Keywords

1 Introduction

Facial expression is a critical non-verbal communication strategy, and human emotions can be expressed through facial expressions, which can be read and interpreted by emotional AI technology [7, 27]. Face expression detection is significant for patients with specific diseases or congenital disabilities [13], especially when they cannot express their thoughts through words and actions. In this case, real-time facial emotion detection needs to be performed to take corresponding medical measures for the patient.

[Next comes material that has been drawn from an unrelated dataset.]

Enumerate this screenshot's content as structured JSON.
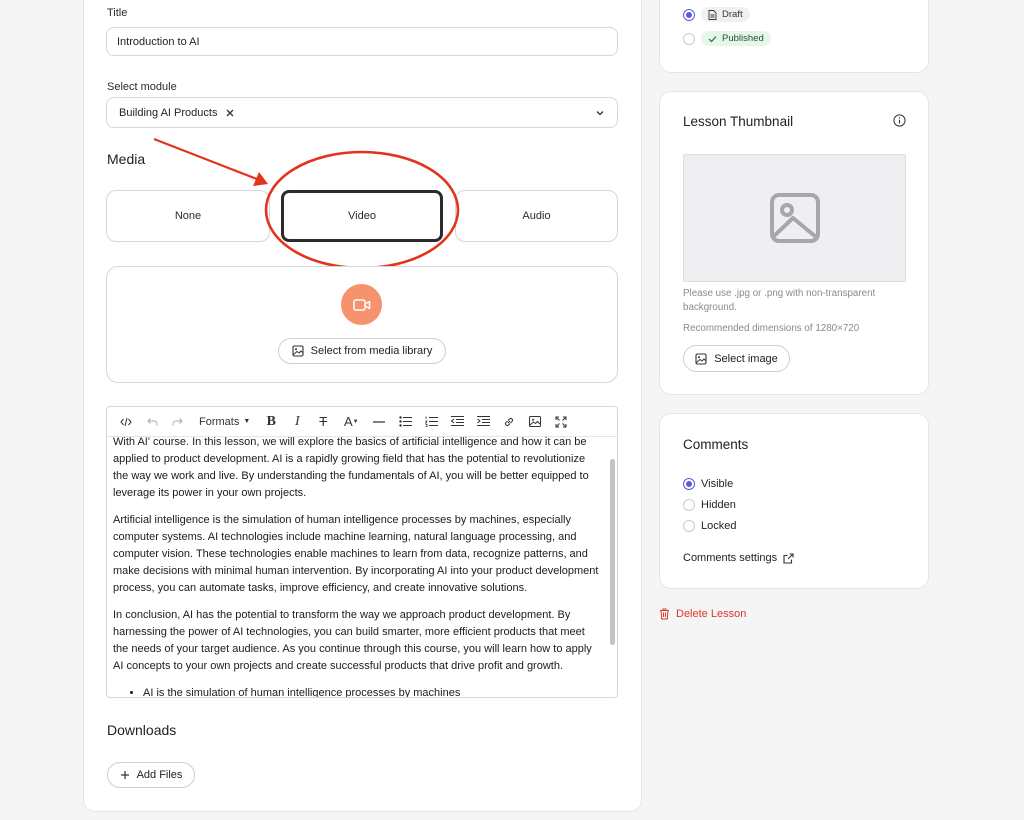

The advancement of AI poses challenges for humans to trace model results, especially in the field of deep learning. It is difficult for data scientists and even engineers who write AI algorithms to explain what is happening inside the models and how these AI models come to specific results [1]. XAI is proposed to address this dilemma, which is a set of methods and processes that enable users to understand the output of AI models [2]. AI developers need to have a comprehensive understanding and awareness of the working mechanism, to monitor whether the working process of the model complies with regulations, thereby reducing legal and security risks and gaining the user trust.

In this work, we explored how explainable methods (namely LRP and LIME) could make facial emotion recognition more transparent and trustworthy with visual and verbal explanations. In the visual interpretation extraction part, LRP was utilized to provide a visual explanation on a CNN-based emotion classifier. For the verbal interpretation extraction part, Openface [4] was used to recognise face action units and calculate the related intensity. Then LIME was employed to analyse the contribution of each Action Unit(AU) for model prediction.

The pipeline of our model is shown in Fig. 1. Firstly, the Pepper robot predicts the facial emotion states of the interactor during HRI. Then, Pepper verbalises the predicted emotion as linguistic feedback and shows the heatmap generated from the LRP model as explainable visual feedback. In addition, the robot can give more detailed emotion recognition feedback to increase interaction transparency. This multimodel explanation feedback can help the human interactor understand the robot’s internal emotion recognition process, facilitating human-robot trust.

Fig. 1.
figure 1

The proposed multimodel explanation framework

All in all, our paper contributions are as follows:

  • We retrained a deep learning model of VGG16 to perform emotion recognition task on KDEF dataset, and LRP was utlized to highlight the crucial pixel-features of the input image and generate heatmap-based explanation.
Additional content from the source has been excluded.